Risk of childhood cerebral palsy following prenatal exposure to ß2-adrenergic receptor agonist: A nationwide cohort study.

Author information

1
Key Lab. of Reproduction Regulation of NPFPC, SIPPR, IRD, Fudan University, Shanghai, China.
2
Department of Clinical Epidemiology, Aarhus University Hospital, Aarhus, Denmark.
3
School of Public Health, Fudan University, Shanghai, China.
4
Department of Epidemiology, Harvard T. H. Chan School of Public Health, Boston, United States of America.

Abstract

BACKGROUND:

Cerebral palsy (CP) is the most common physical developmental disability in childhood with a prevalence of 2 to 3 per 1000 live births. β2-adrenoreceptor agonist (β2AA) are widely used for the treatment of asthma. Maternal use of β2AAs may increase the risk of adverse neuro-psychiatric health outcomes in the offspring. No study, however, has evaluated the effect of prenatal exposure to β2AAs on the risk of CP.

OBJECTIVE:

To examine the association between prenatal exposure to β2AAs and the risk of childhood cerebral palsy.

METHODS:

This population-based cohort study included all live singleton births in Denmark from January 1, 1997 to December 31, 2003. The information on outpatient prescriptions of β2AAs was extracted from Danish National Prescription Registry. Children born to mothers who used β2AAs from 30 days before pregnancy until delivery were categorized as the exposed.

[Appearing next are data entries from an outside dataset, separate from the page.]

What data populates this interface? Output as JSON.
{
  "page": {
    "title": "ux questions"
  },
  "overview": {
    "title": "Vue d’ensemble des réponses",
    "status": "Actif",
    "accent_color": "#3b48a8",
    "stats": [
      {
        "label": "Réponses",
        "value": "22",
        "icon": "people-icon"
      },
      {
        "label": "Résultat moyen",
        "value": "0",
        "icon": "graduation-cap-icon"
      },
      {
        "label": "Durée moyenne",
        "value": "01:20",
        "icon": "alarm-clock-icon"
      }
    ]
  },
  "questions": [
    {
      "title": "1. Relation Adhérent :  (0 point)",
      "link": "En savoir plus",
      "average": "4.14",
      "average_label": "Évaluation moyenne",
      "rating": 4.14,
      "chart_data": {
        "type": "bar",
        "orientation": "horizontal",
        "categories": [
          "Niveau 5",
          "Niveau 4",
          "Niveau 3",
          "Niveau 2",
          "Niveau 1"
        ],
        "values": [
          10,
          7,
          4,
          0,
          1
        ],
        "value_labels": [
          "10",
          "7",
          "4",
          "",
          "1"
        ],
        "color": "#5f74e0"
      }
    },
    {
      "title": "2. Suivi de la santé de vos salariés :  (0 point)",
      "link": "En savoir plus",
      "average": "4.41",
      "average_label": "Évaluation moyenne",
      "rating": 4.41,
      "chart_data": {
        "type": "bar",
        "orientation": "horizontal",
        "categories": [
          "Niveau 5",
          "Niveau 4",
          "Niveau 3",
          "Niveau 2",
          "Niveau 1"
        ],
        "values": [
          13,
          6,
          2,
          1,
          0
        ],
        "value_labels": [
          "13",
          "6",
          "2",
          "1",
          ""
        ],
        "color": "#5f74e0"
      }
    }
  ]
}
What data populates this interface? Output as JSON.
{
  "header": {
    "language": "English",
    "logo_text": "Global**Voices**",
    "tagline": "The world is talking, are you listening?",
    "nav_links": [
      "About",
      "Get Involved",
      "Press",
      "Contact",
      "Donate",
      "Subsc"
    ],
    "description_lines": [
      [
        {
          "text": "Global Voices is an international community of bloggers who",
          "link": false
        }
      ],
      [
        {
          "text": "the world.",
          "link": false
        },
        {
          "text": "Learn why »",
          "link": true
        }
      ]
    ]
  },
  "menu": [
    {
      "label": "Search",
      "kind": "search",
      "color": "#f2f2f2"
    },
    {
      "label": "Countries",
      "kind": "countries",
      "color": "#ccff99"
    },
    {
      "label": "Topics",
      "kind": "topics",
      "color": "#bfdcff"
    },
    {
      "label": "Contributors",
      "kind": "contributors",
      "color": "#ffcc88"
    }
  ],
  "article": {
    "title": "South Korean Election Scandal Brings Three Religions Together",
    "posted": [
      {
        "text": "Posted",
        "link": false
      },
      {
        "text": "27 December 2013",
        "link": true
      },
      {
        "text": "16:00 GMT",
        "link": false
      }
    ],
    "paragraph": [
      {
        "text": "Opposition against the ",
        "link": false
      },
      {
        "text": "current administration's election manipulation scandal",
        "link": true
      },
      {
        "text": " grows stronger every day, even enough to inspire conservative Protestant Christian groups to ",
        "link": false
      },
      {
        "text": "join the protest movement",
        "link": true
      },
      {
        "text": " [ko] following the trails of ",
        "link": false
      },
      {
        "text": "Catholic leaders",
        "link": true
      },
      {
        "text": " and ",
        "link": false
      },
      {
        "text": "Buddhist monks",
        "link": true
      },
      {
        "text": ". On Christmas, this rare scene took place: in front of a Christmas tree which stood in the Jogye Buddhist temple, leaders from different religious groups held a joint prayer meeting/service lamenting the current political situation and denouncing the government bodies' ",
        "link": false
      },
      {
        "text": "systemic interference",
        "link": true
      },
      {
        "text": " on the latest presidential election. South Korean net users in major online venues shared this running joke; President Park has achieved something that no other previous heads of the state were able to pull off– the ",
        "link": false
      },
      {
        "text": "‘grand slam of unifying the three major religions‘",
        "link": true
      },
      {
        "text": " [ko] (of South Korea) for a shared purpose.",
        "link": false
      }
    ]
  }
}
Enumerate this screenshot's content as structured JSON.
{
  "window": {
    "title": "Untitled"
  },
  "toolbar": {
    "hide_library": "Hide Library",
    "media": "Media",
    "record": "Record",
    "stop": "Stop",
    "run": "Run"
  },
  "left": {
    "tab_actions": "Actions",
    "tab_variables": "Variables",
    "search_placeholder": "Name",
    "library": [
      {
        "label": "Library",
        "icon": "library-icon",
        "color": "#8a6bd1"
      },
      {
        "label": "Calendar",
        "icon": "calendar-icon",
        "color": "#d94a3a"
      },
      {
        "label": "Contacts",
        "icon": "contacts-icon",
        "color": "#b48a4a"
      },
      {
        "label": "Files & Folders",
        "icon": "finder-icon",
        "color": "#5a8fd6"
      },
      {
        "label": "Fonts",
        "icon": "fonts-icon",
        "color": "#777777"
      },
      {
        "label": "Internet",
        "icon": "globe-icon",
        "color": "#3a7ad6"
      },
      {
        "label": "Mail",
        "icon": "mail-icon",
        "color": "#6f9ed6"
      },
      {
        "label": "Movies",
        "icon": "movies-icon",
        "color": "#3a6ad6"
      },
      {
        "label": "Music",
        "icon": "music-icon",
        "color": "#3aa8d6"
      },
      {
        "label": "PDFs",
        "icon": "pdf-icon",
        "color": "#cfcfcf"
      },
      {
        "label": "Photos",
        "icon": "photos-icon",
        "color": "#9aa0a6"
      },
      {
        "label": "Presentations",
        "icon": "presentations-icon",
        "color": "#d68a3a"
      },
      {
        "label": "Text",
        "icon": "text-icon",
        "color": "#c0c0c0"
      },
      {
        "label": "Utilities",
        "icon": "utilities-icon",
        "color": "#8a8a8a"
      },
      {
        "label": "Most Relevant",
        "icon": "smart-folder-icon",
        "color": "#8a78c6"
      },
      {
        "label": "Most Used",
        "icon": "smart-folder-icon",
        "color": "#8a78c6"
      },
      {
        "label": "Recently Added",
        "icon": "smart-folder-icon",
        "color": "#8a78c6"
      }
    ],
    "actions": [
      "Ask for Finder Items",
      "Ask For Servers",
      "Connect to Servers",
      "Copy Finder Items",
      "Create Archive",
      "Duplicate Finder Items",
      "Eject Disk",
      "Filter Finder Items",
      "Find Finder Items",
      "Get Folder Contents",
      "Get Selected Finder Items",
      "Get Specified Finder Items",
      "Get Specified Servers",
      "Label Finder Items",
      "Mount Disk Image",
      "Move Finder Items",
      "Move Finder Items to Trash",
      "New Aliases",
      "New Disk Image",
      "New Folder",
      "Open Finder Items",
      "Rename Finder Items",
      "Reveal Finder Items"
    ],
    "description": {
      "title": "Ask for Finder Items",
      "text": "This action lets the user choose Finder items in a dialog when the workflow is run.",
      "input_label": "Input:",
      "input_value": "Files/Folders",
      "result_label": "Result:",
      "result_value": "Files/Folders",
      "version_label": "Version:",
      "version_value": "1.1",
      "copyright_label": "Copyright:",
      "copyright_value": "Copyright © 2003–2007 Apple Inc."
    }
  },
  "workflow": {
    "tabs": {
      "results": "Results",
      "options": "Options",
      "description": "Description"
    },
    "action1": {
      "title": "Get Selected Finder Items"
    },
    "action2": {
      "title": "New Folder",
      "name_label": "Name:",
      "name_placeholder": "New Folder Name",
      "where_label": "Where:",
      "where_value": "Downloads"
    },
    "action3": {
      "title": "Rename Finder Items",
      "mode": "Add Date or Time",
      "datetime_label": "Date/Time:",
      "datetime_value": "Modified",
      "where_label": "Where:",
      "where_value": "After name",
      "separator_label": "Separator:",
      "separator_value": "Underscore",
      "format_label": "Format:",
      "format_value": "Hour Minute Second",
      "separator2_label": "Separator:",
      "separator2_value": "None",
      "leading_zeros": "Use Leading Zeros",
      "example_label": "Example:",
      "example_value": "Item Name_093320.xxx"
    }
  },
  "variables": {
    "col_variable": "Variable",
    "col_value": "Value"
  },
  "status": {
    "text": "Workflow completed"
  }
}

To differentiate the effect of β2AAs from the underlying indications, the exposure window was further extended to 2 years before pregnancy and the exposed groups were re-defined to represent different periods of exposure to maternal use of β2AAs (use only before pregnancy, use only during pregnancy, and use both before and during pregnancy). Cases of CP were identified from the Danish Cerebral Palsy Register. Logistic regression was used to estimate incidence odds ratio (OR) of CP.

RESULTS:

Among all the 442,278 singletons, 19,616 (4.44%) were exposed to β2AAs in utero (from 30 days before pregnancy until delivery). The risk of childhood CP was 0.21% in exposed and 0.19% in unexposed group, yielding an adjusted OR (aOR) 1.12 (95% confidence interval (CI): 0.82, 1.53). When extending the exposure time window to 2 years prior to pregnancy, no overall significant association was observed regardless of the exposure period. However, an increased risk of CP (aOR = 1.41, 95%CI: 0.92, 2.18) for maternal β2AAs use during pregnancy was observed in female offspring, especially in those born at term (aOR = 1.65, 95%CI: 1.02, 2.67). This increase was mainly attributed to an increased risk in those born to mothers who used β2AAs both before and during pregnancy (aOR = 1.81, 95%CI: 0.99, 3.33).

CONCLUSIONS:

We observed an association between maternal β2AAs use during pregnancy and an increased risk of CP in female offspring, but we could not rule out confounding by the underlying indications for β2AAs.